PASSAGEIRA
desconcerta
1:30 . Fez o corre. Percurso, por conta de fazer uma conexão entre transmissor e antena, num triz já era ansiedade. 50m de cabo. Passou dias e noites fantasiando o trajeto, coerência mente e coração, e agora já rodava. Não mais assistia, protagonizava.Fantasiar, fabular : momentos, pessoas, desejos – uma consciência tangente, de transmissora (ela subjetiva) e receptora (ela sujeita).
Imprevisibilidade de movimentos, desforra o enredo. Sabe, sabida do valor de cada estação, e naquele momento era desfigurado controle. Das operações imagéticas, prazerosas, confortáveis – precisava resignificar.Quem conta, aumenta. Quem canta, agüenta. Ele guiava, guion, guindava. Ela: Passageira.
Nasceu assim.Nem café. A boca secou, estomâgo doeu, respiração ofegou. Xícara vazia.Desforrou o bucho. Abusou das máscaras. Mas desculpa a Eva , ou o mito primitivo. A atrevida que dançara nos ventos, nem encena.
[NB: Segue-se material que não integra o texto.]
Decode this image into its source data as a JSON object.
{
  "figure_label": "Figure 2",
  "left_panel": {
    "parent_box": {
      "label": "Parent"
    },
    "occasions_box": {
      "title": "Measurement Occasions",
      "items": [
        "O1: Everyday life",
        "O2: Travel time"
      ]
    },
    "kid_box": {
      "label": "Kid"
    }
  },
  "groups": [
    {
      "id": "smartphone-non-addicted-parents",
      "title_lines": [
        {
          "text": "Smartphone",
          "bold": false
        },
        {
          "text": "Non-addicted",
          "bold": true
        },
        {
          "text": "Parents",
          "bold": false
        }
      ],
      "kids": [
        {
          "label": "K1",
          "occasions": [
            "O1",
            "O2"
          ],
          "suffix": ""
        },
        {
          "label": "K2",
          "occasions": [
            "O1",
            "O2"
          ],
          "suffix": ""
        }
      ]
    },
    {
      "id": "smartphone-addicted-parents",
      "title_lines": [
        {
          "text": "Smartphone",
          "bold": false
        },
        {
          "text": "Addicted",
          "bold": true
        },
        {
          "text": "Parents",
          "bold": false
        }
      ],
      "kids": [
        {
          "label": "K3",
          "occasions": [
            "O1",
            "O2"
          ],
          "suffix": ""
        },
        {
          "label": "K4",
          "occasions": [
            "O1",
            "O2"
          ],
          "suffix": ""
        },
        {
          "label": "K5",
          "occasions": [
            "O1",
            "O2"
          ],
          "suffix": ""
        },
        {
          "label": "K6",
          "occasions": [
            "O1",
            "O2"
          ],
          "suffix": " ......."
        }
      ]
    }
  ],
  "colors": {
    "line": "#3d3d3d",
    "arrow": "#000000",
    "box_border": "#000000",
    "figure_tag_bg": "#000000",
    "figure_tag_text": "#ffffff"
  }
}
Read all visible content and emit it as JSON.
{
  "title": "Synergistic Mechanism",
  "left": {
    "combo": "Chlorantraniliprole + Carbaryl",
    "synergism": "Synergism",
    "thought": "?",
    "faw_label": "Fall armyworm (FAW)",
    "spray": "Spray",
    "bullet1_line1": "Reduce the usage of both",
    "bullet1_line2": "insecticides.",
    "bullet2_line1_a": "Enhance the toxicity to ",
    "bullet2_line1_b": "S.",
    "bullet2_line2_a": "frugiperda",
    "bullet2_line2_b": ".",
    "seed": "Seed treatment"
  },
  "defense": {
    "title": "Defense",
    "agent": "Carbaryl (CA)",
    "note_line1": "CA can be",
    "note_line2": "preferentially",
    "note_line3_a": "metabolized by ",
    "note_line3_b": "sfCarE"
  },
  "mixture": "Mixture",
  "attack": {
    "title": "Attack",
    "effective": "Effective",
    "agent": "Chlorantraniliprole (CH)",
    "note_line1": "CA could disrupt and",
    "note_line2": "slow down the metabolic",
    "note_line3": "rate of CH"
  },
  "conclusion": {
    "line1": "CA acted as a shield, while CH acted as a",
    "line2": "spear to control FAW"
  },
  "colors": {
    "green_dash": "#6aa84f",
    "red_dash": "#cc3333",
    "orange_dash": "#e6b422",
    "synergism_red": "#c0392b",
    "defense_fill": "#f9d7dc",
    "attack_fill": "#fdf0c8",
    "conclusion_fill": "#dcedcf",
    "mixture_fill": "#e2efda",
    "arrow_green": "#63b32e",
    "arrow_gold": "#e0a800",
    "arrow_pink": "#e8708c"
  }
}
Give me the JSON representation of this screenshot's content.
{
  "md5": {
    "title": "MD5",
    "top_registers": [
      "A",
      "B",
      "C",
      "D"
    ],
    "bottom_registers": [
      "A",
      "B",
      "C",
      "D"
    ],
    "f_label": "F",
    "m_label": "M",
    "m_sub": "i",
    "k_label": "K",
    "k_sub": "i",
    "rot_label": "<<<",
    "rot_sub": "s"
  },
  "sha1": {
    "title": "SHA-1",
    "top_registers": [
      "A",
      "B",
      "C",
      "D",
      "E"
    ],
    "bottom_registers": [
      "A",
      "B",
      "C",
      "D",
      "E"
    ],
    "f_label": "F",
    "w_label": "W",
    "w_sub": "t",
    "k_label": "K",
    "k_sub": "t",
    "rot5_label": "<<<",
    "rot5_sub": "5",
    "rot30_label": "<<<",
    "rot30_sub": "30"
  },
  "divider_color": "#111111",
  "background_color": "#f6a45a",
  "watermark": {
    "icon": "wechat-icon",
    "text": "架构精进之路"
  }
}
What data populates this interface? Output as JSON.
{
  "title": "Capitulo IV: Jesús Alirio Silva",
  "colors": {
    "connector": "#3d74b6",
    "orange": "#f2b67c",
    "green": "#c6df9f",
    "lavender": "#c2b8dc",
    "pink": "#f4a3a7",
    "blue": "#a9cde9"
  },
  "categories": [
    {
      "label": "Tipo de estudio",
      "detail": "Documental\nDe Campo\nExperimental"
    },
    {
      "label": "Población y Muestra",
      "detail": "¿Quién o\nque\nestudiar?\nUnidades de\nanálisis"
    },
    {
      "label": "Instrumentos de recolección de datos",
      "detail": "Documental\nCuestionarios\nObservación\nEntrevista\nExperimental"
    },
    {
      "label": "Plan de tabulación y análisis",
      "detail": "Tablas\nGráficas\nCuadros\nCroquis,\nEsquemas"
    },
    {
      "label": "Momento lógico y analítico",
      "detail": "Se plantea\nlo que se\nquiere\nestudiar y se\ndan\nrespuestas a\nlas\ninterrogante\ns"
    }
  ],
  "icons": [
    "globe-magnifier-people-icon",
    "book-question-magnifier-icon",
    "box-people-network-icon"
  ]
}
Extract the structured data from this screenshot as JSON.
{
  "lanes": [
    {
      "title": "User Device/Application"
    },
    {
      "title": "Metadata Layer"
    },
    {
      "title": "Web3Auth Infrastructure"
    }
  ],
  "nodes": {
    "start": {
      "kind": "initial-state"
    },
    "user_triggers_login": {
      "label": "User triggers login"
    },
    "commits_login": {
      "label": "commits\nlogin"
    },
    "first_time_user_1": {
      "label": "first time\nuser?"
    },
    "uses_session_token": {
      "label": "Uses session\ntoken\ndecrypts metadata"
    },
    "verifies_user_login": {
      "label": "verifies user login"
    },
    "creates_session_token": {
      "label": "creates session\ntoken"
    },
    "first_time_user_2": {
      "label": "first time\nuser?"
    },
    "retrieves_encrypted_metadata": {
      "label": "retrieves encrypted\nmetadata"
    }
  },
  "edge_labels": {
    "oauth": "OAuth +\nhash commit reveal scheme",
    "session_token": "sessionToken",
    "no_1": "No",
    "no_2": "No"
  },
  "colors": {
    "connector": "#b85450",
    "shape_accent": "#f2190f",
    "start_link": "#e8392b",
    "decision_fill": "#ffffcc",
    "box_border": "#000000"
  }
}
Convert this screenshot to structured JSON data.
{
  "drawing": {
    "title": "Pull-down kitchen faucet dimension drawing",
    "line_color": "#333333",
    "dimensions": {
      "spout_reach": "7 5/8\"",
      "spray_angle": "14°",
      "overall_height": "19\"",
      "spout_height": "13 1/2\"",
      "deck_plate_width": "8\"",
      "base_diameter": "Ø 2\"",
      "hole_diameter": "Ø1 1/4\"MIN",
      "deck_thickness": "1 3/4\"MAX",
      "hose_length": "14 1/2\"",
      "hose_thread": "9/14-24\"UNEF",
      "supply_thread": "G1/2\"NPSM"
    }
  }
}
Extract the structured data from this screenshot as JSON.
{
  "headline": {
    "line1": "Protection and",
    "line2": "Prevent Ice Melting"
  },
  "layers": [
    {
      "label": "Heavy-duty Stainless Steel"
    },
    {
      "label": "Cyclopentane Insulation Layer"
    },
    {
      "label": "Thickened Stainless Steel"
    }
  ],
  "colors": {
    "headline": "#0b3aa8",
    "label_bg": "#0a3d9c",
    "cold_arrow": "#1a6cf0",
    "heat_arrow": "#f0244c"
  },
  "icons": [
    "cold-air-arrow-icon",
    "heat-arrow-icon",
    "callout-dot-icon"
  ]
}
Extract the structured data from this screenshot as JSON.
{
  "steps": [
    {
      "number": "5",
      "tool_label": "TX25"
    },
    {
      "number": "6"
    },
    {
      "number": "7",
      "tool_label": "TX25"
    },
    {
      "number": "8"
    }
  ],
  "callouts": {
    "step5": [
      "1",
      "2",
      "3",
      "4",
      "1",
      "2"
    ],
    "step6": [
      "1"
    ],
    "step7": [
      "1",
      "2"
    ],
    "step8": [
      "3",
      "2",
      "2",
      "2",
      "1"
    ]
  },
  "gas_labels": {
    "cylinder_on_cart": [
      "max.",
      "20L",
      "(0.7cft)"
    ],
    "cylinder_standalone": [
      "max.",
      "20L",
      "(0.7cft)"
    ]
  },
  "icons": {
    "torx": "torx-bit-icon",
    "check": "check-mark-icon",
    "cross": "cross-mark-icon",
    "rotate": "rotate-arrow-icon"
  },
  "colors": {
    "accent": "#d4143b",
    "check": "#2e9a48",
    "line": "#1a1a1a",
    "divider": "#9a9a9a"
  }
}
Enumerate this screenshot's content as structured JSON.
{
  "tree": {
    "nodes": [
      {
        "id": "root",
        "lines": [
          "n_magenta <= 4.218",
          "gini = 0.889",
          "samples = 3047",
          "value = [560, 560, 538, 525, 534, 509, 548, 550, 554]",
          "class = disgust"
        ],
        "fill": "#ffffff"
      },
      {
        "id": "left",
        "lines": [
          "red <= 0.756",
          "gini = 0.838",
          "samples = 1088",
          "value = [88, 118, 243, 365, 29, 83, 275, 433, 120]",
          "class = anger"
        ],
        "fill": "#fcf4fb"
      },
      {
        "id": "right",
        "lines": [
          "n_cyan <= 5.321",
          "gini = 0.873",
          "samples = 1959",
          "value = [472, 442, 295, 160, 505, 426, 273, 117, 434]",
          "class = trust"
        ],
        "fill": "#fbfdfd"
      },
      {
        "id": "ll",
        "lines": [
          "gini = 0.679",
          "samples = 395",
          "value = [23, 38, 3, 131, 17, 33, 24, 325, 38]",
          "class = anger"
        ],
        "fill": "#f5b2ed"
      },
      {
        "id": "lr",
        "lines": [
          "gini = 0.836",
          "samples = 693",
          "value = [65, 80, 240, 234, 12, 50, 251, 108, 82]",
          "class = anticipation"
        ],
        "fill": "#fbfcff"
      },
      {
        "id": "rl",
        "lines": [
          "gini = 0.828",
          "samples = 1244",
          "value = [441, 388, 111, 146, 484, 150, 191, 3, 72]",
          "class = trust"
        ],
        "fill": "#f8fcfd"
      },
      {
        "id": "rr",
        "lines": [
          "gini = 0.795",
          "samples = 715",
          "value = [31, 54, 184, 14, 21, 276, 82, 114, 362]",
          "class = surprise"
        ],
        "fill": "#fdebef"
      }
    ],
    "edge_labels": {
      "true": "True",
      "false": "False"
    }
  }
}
Sobre maçãs e salivas e mordidas. Nem palavra.Tagarelices de personas e farsas. Diz:farsa ! E foi montada pelos cortes, narrativa: Passageira.
Em despejos, desculpas, dez mil culpas : falta de afeto e carinho. Mas, neutra nem vivencia. Se insípida, recusa projetar. Tudo menos desencanto. Se era luz, cenários, sequencias, apetrechos,já não tarda prover. Rebulina, rebobina. Em sonho, ele sai das matas, braços de carícias, abraço devido. Ao manipular: Passageira.
Nenhuma brincadeira que o valha. Nem samba, nem roda, nem jogo. E na integridade das ações,apenas prematuridade dos acasos. Devaneios de amor. E cada escolha se injustifica. Mas ele é desconcerto, demasiado de primores. Extravagância se materializar. Senão, absolutamente necessário. A presença inevitável, inelutável, fatal... de apelos e apuros. Espelhos, diz espelho: Passageira !
Edi fícios, ponteiros urgem, avenida surje, na maior das selvas de humanidades das nossas fronteiras. “Este samba é pra você meu amor, que me fez..” toca o rádio, ela excita. Dobra a esquina, perde-se o caminho. Toca a próxima. “Amor meu grande amor não chegue na hora marcada”. A música inseria o desfecho suficiente, para corpos que não se realizam.
Parada, ponto final.Sem investidas excitantes. Pega a mala, excede estações, não hesita mais vôos: Passageira.